FDA Status and Regulatory Concerns
SOT is not approved by the FDA. It does not have an Investigational New Drug (IND) application on file, which is the standard pathway that allows an experimental therapy to be tested in U.S. clinical trials. Because SOT is marketed to treat serious medical conditions like cancer and Lyme disease, it would likely be classified as a drug under U.S. law, meaning it should require pre-market FDA approval before being sold to patients.
Despite this, dozens of integrative medicine clinics across the United States currently offer SOT. The treatment exists in a regulatory gray area that is common in the alternative medicine space, where therapies are sometimes framed as personalized or supportive rather than as drugs, allowing them to operate outside traditional regulatory oversight. Paul Knoepfler, a stem cell biologist at UC Davis who has investigated SOT marketing in the U.S., has noted that clinics are “widely selling” the therapy without the kind of evidence base that would normally be required.
Cost and Insurance Coverage
SOT is expensive. A single treatment typically costs several thousand dollars, and many clinics recommend repeat infusions over time. Because the therapy is not FDA-approved and lacks clinical trial support, health insurance plans do not cover it. The entire cost falls on the patient, and there is no guarantee of a clinical benefit. Patients should also factor in the cost of follow-up blood work that clinics often recommend to monitor the treatment’s effects.
What to Weigh Before Considering SOT
The underlying science of antisense RNA technology is real and has produced legitimate, FDA-approved therapies for other conditions. That scientific plausibility is part of what makes SOT appealing to patients who are struggling with chronic illness and looking for options beyond conventional treatment. However, plausibility is not the same as proof. Many treatments that seemed promising in early-stage research failed to show benefit, or even caused harm, when tested in rigorous trials.

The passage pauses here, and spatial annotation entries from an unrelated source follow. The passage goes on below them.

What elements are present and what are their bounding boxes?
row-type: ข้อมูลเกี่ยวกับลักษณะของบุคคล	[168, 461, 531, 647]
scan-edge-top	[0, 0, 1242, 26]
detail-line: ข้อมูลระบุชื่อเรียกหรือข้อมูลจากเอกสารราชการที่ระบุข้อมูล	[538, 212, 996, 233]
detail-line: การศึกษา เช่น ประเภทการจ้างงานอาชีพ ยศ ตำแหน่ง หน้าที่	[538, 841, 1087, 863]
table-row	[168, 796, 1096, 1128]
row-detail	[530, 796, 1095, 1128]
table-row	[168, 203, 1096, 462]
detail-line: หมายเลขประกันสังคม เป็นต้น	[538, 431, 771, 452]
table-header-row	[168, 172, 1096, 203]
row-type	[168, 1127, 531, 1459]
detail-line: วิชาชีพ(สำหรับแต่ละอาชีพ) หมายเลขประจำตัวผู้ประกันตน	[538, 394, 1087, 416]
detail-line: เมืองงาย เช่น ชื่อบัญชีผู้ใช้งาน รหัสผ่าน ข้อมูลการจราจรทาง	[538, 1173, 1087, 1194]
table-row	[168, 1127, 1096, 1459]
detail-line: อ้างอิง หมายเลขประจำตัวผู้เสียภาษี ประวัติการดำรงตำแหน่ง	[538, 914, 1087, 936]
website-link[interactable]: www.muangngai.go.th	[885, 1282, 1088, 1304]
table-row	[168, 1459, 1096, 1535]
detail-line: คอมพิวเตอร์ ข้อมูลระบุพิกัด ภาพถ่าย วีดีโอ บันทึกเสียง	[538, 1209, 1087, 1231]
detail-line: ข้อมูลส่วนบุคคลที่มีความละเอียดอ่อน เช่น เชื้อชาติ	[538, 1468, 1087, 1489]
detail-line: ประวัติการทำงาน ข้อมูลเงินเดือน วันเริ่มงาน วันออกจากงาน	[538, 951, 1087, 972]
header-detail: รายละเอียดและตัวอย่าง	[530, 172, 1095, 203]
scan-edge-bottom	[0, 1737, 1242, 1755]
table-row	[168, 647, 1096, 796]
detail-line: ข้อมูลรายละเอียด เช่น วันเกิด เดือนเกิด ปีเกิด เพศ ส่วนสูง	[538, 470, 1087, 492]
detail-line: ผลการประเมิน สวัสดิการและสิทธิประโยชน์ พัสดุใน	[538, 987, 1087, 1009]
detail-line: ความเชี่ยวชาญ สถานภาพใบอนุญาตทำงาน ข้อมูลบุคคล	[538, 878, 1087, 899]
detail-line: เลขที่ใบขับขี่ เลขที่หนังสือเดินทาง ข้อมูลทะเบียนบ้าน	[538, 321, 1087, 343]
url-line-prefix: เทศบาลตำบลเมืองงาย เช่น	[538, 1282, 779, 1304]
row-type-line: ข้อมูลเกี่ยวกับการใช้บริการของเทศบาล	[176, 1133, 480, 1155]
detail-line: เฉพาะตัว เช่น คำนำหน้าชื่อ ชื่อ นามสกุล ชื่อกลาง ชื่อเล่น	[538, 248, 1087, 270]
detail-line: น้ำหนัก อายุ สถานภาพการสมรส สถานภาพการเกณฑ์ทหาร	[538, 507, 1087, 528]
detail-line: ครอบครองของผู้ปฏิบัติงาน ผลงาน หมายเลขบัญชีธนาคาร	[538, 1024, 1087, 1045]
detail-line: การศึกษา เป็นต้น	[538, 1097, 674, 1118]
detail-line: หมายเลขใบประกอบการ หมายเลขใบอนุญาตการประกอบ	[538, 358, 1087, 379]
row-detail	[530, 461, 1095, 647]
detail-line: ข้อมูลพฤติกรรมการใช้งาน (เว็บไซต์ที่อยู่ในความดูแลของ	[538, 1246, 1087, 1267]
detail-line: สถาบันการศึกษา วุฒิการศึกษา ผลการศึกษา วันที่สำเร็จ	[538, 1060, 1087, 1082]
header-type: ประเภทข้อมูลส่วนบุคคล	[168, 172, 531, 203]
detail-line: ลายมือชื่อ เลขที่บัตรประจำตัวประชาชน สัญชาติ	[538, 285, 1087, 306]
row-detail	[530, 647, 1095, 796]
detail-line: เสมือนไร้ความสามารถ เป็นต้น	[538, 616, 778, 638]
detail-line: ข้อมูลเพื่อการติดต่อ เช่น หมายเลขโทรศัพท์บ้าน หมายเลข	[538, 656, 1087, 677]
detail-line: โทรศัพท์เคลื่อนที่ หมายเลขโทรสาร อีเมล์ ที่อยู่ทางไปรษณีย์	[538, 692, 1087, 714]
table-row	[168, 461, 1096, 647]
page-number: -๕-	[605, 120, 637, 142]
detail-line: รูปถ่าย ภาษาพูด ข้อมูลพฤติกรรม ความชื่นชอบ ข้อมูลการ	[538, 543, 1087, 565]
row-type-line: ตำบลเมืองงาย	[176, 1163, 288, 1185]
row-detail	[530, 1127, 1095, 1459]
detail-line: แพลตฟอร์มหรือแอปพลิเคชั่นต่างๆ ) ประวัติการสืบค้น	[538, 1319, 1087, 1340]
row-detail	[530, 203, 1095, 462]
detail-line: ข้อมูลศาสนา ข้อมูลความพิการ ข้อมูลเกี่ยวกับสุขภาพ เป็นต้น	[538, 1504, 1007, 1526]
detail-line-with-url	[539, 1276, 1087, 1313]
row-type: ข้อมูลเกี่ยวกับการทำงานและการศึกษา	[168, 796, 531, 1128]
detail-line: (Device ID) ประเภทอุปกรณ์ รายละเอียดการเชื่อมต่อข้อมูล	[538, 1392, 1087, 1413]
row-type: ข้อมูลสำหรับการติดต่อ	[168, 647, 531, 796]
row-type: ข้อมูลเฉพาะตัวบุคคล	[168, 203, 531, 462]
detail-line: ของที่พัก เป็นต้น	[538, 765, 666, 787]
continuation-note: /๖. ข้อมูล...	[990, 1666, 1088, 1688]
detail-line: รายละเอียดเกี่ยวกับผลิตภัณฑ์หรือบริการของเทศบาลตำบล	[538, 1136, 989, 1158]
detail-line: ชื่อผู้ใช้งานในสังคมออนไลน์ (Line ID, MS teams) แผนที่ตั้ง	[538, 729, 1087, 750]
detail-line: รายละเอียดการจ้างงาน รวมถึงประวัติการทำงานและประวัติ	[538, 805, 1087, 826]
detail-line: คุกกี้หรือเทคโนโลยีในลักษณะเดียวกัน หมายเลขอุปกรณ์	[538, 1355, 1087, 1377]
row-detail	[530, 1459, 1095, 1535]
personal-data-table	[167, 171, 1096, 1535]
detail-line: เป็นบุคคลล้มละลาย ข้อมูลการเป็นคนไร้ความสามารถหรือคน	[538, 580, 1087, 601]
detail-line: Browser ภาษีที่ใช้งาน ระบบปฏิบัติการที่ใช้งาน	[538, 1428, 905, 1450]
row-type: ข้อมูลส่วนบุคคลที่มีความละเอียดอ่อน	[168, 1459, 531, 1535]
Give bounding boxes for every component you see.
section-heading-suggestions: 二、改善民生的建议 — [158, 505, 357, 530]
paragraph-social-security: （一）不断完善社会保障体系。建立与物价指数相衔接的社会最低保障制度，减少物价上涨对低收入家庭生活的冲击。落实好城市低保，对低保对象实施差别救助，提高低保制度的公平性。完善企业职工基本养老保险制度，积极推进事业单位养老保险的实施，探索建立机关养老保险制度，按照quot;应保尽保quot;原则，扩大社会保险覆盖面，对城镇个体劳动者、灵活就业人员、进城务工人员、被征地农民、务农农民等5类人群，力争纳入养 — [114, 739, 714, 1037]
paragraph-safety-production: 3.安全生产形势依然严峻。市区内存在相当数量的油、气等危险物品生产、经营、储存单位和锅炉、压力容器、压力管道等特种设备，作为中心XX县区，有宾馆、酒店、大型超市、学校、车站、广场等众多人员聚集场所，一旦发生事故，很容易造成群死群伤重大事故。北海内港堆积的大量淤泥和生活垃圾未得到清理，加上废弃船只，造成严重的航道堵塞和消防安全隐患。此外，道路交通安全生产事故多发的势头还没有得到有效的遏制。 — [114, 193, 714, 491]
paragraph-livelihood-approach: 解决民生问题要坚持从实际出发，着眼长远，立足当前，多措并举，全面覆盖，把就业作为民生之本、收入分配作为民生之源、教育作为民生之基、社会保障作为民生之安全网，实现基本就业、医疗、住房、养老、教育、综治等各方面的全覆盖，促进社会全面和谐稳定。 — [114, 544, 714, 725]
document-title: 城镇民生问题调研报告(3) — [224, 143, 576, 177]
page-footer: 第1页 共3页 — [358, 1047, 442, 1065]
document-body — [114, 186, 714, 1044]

The key concerns with SOT are the lack of controlled clinical trial data, the absence of FDA oversight, the high out-of-pocket cost, and the fact that nearly all published research comes from the company that profits from the therapy. For patients with serious conditions like cancer, choosing an unproven alternative treatment can also mean delaying therapies that have strong evidence behind them, which carries its own risks.